Horn-Miller said developing as an athlete was “a cornerstone” in rebuilding her self-confidence while facing discrimination in Canadian and international sport institutions. Implementing the TRC’s calls to action can become a way to address systemic racism in other areas, she said.
“I think sport has this incredible capacity to make change.”
‘Hope and enthusiasm’
The discussion also explored the impacts that organized sport can have on Indigenous youth and the ripple effects on their communities.
Call to Action No. 87 calls on governments and sport-related organizations to provide education on the history of Indigenous athletes in Canada.
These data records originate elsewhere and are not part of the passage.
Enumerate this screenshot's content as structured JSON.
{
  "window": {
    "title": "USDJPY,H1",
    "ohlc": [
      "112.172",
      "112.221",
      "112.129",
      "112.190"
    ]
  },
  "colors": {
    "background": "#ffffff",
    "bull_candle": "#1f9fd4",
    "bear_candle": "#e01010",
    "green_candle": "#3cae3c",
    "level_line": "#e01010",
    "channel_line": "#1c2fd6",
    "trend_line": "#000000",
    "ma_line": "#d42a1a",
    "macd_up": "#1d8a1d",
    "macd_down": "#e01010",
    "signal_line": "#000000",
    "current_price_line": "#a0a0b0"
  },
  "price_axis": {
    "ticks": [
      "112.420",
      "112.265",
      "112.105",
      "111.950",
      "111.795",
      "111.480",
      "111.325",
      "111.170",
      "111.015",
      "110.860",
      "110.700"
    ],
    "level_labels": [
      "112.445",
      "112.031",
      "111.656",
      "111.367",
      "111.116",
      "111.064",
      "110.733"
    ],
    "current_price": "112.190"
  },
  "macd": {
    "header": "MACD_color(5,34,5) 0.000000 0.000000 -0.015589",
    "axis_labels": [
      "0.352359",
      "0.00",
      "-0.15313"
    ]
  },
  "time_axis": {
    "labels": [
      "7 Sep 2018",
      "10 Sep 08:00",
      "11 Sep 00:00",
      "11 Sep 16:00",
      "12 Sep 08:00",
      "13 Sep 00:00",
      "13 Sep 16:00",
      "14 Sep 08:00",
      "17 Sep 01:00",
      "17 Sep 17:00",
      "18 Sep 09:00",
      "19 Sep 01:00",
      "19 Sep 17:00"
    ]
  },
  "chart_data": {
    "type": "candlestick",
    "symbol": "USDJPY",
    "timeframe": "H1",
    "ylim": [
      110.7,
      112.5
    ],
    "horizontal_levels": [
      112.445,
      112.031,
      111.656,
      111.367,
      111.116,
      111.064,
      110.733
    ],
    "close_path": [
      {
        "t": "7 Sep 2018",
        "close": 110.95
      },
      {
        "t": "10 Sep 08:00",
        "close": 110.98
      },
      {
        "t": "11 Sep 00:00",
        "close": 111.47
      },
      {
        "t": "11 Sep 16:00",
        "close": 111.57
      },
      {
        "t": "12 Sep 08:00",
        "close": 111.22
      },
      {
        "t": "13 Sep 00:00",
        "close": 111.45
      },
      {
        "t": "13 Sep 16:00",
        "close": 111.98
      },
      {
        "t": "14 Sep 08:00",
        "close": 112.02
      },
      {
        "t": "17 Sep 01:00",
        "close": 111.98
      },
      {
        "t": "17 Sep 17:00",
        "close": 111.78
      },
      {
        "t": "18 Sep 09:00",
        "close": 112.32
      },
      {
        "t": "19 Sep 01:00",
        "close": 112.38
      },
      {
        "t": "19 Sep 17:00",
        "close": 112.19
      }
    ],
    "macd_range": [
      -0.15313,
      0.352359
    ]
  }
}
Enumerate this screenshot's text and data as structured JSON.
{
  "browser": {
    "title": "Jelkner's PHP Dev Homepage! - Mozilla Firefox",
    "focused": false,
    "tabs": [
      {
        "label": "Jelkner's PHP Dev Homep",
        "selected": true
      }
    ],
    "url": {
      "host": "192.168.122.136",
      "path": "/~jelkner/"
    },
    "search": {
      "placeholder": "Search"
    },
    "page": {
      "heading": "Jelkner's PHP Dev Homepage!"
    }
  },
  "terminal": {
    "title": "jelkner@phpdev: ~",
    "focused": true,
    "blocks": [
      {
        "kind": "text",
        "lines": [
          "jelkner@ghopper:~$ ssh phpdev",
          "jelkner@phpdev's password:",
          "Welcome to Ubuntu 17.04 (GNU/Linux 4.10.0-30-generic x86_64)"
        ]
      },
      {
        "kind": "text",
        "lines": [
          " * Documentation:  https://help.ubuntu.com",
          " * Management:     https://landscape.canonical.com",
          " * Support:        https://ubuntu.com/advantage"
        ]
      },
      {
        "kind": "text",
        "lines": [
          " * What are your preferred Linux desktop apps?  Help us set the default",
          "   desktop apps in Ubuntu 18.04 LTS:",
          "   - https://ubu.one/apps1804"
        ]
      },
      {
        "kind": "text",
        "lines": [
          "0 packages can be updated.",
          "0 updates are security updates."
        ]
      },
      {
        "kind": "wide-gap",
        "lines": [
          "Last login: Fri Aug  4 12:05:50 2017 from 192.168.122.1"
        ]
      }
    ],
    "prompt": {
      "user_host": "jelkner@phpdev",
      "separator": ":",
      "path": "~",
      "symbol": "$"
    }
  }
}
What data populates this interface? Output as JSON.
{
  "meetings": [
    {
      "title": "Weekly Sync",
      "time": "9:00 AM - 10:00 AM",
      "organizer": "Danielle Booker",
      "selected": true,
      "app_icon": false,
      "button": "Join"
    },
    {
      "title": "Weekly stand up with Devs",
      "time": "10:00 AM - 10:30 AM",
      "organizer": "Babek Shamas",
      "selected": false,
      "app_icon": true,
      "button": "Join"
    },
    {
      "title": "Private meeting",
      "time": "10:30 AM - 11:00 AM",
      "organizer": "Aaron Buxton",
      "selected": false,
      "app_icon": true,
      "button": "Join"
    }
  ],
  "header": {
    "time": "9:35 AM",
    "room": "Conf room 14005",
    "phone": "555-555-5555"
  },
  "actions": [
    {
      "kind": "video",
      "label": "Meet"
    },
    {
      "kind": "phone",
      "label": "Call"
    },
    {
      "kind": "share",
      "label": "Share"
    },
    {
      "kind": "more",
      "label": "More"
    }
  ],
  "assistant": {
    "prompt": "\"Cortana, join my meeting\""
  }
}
Pauls, 15, whose family has participated in the Arctic Winter Games as athletes and officials, said it’s important for young athletes to have role models and examples of success.
“[Indigenous youth] don’t really get taught the history, unless you have first-hand knowledge from your family or friends,” she said.
“Sports make me feel happy and it makes me feel good about myself … and seeing all the athletes [on the panel] gives me inspiration to try to be the best athlete I can and continue in being an Indigenous athlete.”
Encouraging healthy living and teamwork in Indigenous youth is central to the North American Indigenous Games, Porter said.
The 2020 games were originally scheduled to take place in K’jipuktuk/Halifax, N.S., July 12-18, but were postponed until 2021 because of the COVID-19 pandemic.
Porter said the NAIG team was concerned about the impact the postponement would have on the mental health of young athletes. They’re planning a virtual event to take place during the same week in July to provide athletes and communities an opportunity to connect.